Professores do Unileste participam de congresso sobre os 40 Anos da Lei de Anistia
Publicado em 02/09/2019

Os professores do curso de Direito do Unileste, Wallace Carvalho e Bruno Ribeiro, participaram do Congresso Direito, Memória, Democracia e Crimes de Lesa Humanidade: reflexões sobre os 40 anos da Lei de Anistia de 1979, organizado pela Faculdade Mineira de Direito, em parceria com os programas de pós-graduação da PUC/MINAS e Ordem dos Advogados do Brasil (OAB-MG). O evento ocorreu entre os dias 28 e 29 de agosto, na sede da OAB-MG, em Belo Horizonte, e buscou contribuir para a reflexão sobre as quatro décadas da lei da Anistia e seus desdobramentos no país e na América Latina.
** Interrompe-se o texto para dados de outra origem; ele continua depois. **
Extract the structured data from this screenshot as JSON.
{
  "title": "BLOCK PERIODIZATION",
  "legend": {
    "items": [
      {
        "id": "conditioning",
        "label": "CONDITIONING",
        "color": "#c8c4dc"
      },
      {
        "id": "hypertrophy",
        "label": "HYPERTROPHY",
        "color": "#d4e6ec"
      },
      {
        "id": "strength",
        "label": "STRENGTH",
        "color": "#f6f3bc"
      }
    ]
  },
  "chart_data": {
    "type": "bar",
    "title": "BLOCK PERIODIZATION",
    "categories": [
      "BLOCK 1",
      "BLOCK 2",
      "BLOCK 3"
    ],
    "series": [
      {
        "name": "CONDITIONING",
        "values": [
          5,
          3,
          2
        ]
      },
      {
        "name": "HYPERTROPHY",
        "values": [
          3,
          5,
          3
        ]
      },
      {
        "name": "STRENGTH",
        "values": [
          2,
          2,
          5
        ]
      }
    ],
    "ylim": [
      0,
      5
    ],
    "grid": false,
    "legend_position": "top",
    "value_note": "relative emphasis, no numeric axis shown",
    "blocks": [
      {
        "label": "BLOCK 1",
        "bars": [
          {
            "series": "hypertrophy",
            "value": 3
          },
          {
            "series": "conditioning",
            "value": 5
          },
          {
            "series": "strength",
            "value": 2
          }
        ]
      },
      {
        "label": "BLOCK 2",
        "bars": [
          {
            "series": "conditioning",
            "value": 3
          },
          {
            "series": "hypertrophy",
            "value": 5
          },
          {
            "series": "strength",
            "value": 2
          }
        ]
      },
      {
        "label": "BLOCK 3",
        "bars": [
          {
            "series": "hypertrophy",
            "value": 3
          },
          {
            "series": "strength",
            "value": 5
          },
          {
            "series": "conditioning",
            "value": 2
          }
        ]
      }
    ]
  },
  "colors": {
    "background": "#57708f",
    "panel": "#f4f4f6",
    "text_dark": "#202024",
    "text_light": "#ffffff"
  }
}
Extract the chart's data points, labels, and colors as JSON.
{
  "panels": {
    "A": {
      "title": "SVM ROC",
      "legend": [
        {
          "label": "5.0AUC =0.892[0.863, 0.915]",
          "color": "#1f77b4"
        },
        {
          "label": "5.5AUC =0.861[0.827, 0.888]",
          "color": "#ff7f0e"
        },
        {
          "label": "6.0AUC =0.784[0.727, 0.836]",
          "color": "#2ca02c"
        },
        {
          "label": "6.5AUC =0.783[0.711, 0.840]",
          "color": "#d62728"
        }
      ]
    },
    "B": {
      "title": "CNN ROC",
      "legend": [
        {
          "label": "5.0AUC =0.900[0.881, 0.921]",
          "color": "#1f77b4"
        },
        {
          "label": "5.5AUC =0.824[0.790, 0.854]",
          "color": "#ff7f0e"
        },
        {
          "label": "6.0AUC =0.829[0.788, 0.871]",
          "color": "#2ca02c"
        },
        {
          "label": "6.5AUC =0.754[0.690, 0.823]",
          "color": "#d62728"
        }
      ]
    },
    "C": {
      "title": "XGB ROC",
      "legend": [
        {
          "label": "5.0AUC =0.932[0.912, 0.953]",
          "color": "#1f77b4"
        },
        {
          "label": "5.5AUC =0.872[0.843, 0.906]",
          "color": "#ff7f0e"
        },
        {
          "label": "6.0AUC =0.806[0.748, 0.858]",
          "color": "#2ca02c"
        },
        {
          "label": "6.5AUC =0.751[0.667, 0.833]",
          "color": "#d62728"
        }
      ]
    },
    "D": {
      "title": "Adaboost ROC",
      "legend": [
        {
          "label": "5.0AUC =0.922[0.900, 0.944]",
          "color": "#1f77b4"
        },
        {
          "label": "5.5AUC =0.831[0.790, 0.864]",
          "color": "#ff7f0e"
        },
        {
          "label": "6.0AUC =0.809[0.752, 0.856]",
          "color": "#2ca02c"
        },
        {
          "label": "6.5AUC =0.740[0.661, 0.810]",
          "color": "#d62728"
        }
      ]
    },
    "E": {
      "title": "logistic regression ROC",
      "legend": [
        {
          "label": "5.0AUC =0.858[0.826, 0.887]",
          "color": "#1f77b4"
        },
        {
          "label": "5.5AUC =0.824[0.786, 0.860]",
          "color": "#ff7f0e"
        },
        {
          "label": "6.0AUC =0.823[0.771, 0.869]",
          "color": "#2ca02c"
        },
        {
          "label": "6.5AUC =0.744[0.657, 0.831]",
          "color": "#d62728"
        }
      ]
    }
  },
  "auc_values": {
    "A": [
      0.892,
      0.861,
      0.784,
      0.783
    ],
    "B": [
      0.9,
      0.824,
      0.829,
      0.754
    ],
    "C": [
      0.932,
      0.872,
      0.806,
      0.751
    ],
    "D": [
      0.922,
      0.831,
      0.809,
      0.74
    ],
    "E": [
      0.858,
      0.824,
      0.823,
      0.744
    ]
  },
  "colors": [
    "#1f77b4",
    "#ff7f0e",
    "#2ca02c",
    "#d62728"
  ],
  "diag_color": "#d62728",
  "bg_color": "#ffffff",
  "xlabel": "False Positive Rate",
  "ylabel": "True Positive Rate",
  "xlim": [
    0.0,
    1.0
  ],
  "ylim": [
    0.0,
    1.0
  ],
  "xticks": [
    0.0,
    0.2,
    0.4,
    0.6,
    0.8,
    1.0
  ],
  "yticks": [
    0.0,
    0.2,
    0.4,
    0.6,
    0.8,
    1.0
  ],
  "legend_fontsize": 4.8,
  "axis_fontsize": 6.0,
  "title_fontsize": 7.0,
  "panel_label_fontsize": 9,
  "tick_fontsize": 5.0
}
Na oportunidade, os professores apresentaram os Trabalhos “A Importância da Comissão Nacional da Verdade a partir da obra de Boaventura de Sousa Santos: a utilização da sociologia das ausências, a sociologia das emergências e a tradução como efetivadores da justiça de transição” e “A Memória, a Verdade e o Segredo: caminhos e obstáculo à consolidação da democracia no Brasil”. Segundo Wallace Carvalho, o evento tratou sobre a história recente da democracia brasileira, “tendo em vista que o Brasil não realizou a justiça de transição para o período democrático. Dessa forma, é necessário lembrar a história recente do país para que nunca mais ocorra, e é necessário também construir pontes históricas entre nosso passado e o presente para entendermos os fenômenos sociais, políticos e jurídicos”, afirma.

A Lei de Anistia completou 40 anos na última quarta-feira, dia 28, e ainda é tema de debates sobre sua verdadeira efetividade. Decretada ainda no regime civil-militar, a medida anistiou todos aqueles que cometeram crimes políticos, de motivação política ou eleitorais, no período de 2 de setembro de 1961 a 15 de agosto de 1979. A lei alcançou aqueles que tiveram seus direitos políticos suspensos, servidores públicos, militares e dirigentes e representantes sindicais punidos com base nos atos institucionais e complementares do regime civil-militar.

“O tema debatido foi de fundamental importância para que se faça uma crítica ao atual estágio de nossa democracia, que ainda carrega fortes resquícios autoritários. No que tange o tema da justiça de transição, são mais de três décadas sem o devido cuidado pelo Estado, resultando na continuidade de práticas autoritárias, não admissíveis numa plena democracia. É imprescindível que o Estado cure tais chagas. Nisto reside a importância do congresso e do debate acadêmico”, acrescenta o docente Bruno Ribeiro, que também coordena o Projeto de Iniciação Científica "(Re)Pensar em democracia: uma análise crítico-reflexiva acerca da democracia no Estado contemporâneo” na Instituição.

Entre os palestrantes do evento, esteve o advogado Carlos Augusto Cateb, que atuou em prol de presos políticos durante o período do regime militar no Brasil; o deputado federal e ex-ministro do Desenvolvimento Agrário Patrus Ananias, o professor da Faculdade de Direito da UFMG e coordenador do Centro de Estudos sobre Justiça de Transição da UFMG, Emílio Peluso Neder Meyer, entre outros.